É necessário ver e rever “Un Chien Andalou” por diversas vezes para perceber, nem que seja por um microsegundo, por uma centelha apenas, o que é que Luis Buñuel e Salvador Dalí queriam de facto expressar com todas aquelas imagens aparentemente aleatórias, sem qualquer fio condutor pelo qual os cinéfilos de todo o mundo se possam guiar. Ou, então, basta vê-lo apenas por uma vez e aceitar a explicação do realizador espanhol: “nada no filme simboliza o que seja”. Sem significado, resta o choque, principalmente o da lâmina que rasga o olho da mulher, como uma nuvem rasga a lua cheia.

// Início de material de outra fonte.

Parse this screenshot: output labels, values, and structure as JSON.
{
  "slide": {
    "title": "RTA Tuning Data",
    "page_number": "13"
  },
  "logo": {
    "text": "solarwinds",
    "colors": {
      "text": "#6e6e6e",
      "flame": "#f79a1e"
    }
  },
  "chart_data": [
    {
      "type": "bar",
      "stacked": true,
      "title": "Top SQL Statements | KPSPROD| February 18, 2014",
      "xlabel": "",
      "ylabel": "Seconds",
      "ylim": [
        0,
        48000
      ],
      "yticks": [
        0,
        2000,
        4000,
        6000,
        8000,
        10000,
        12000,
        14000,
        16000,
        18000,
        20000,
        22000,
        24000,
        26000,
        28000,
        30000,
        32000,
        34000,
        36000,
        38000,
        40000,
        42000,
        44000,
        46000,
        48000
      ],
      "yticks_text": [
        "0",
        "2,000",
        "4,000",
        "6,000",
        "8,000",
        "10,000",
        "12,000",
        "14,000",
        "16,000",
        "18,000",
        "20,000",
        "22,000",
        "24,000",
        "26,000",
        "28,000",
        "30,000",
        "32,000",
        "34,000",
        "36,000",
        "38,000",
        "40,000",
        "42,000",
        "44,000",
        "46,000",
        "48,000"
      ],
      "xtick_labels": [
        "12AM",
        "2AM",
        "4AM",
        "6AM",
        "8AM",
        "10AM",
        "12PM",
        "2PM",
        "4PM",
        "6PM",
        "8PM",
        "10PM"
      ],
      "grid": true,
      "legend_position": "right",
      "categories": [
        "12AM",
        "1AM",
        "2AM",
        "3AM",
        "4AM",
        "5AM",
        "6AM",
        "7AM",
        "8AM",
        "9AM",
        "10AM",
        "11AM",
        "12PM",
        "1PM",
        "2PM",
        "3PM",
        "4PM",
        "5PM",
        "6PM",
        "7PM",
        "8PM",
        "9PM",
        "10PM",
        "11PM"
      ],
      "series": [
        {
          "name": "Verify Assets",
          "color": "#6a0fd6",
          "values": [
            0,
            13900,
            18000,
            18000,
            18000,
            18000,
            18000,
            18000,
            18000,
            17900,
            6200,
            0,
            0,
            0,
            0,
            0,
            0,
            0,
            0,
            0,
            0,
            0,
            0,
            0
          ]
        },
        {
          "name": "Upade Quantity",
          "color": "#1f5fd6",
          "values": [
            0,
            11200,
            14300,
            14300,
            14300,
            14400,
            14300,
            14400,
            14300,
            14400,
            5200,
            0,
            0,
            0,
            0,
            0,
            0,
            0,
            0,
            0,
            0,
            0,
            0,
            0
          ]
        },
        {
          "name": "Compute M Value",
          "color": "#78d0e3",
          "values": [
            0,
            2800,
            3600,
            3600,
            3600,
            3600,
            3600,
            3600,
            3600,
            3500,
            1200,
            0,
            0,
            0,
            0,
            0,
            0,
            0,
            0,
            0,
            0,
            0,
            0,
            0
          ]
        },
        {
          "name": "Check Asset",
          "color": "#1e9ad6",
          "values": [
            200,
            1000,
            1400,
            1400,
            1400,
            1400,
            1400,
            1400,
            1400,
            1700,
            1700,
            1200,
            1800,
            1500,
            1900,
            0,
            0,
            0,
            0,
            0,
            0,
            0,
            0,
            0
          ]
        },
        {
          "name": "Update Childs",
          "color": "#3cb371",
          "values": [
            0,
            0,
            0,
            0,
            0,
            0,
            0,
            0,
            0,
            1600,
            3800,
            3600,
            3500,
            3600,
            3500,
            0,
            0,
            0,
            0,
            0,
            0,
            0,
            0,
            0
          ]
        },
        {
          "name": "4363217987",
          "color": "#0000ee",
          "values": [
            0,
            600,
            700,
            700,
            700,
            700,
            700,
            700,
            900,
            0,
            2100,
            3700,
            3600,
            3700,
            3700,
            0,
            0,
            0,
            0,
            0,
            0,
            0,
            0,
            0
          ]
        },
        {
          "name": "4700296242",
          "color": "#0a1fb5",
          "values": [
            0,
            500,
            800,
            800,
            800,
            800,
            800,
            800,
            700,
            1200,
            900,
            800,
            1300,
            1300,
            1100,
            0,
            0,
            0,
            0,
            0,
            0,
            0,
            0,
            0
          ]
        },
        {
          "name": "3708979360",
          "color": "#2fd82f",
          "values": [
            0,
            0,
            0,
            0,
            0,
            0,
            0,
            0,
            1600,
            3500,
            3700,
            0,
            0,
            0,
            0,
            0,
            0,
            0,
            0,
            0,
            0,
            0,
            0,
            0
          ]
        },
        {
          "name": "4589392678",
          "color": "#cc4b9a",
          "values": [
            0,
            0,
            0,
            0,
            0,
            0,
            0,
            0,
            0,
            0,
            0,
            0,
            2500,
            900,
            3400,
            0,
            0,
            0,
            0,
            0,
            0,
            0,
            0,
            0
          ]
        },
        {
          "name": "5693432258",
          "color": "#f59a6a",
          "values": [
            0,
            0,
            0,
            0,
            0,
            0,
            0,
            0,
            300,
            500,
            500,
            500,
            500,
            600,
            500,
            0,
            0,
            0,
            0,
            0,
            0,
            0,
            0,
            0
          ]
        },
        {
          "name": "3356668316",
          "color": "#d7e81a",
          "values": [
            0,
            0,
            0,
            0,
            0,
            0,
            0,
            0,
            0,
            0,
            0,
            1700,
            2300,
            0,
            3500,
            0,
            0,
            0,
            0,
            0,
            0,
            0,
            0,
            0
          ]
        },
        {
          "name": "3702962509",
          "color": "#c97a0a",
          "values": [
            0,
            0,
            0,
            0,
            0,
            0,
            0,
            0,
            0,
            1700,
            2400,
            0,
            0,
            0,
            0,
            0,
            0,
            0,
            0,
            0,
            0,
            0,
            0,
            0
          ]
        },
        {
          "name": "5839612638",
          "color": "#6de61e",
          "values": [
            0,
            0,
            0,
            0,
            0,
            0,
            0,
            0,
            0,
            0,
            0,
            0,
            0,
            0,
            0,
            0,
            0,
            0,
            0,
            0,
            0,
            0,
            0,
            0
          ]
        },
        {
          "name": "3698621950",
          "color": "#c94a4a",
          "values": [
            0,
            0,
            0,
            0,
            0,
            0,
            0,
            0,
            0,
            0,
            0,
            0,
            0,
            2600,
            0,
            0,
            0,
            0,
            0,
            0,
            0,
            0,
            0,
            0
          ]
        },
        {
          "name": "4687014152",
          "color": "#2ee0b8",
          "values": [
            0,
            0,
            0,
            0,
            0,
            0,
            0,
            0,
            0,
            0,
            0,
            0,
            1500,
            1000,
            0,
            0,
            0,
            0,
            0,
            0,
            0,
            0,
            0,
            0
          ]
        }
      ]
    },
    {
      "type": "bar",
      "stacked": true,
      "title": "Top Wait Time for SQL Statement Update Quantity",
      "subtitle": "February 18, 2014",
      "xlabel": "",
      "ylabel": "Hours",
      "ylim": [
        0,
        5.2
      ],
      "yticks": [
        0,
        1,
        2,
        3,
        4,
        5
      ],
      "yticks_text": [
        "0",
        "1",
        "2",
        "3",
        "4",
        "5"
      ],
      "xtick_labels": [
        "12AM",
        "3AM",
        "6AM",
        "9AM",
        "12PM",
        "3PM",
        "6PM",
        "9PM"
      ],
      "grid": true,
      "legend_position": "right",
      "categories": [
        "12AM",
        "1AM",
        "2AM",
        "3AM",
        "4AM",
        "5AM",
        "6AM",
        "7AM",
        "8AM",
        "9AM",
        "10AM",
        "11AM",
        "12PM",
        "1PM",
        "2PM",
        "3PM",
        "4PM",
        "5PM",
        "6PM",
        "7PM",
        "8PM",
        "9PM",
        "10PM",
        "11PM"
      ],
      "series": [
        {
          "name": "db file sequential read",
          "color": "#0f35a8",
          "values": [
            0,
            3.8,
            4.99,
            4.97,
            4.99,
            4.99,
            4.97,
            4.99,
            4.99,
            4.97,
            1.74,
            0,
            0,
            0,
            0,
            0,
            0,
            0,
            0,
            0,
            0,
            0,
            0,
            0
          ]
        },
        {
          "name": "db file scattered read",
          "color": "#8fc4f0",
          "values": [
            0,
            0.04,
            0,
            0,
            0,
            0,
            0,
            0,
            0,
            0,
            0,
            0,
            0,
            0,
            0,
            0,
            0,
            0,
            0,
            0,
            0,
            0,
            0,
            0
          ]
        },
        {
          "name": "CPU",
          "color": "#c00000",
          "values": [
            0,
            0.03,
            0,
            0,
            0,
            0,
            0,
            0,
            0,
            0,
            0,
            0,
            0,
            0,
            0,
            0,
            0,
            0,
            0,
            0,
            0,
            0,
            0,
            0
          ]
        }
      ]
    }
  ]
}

É um pouco isto que acontece com “Doolittle”, o segundo álbum de estúdio dos Pixies, editado há precisamente 30 anos. Se no filme lâmina e olho surgem logo aos primeiros minutos, no disco a referência surge também aos primeiros versos de 'Debaser':

Got me a movie, I want you to know
Slicing up eyeballs, I want you to know

Tal como em “Un Chien Andalou”, a primeira reação é a de choque: de onde vem esta música que consegue, ao mesmo tempo, ser tão ruidosa e ao mesmo tempo tão melódica, ser tão rock n' roll e ao mesmo tempo tão delicodoce?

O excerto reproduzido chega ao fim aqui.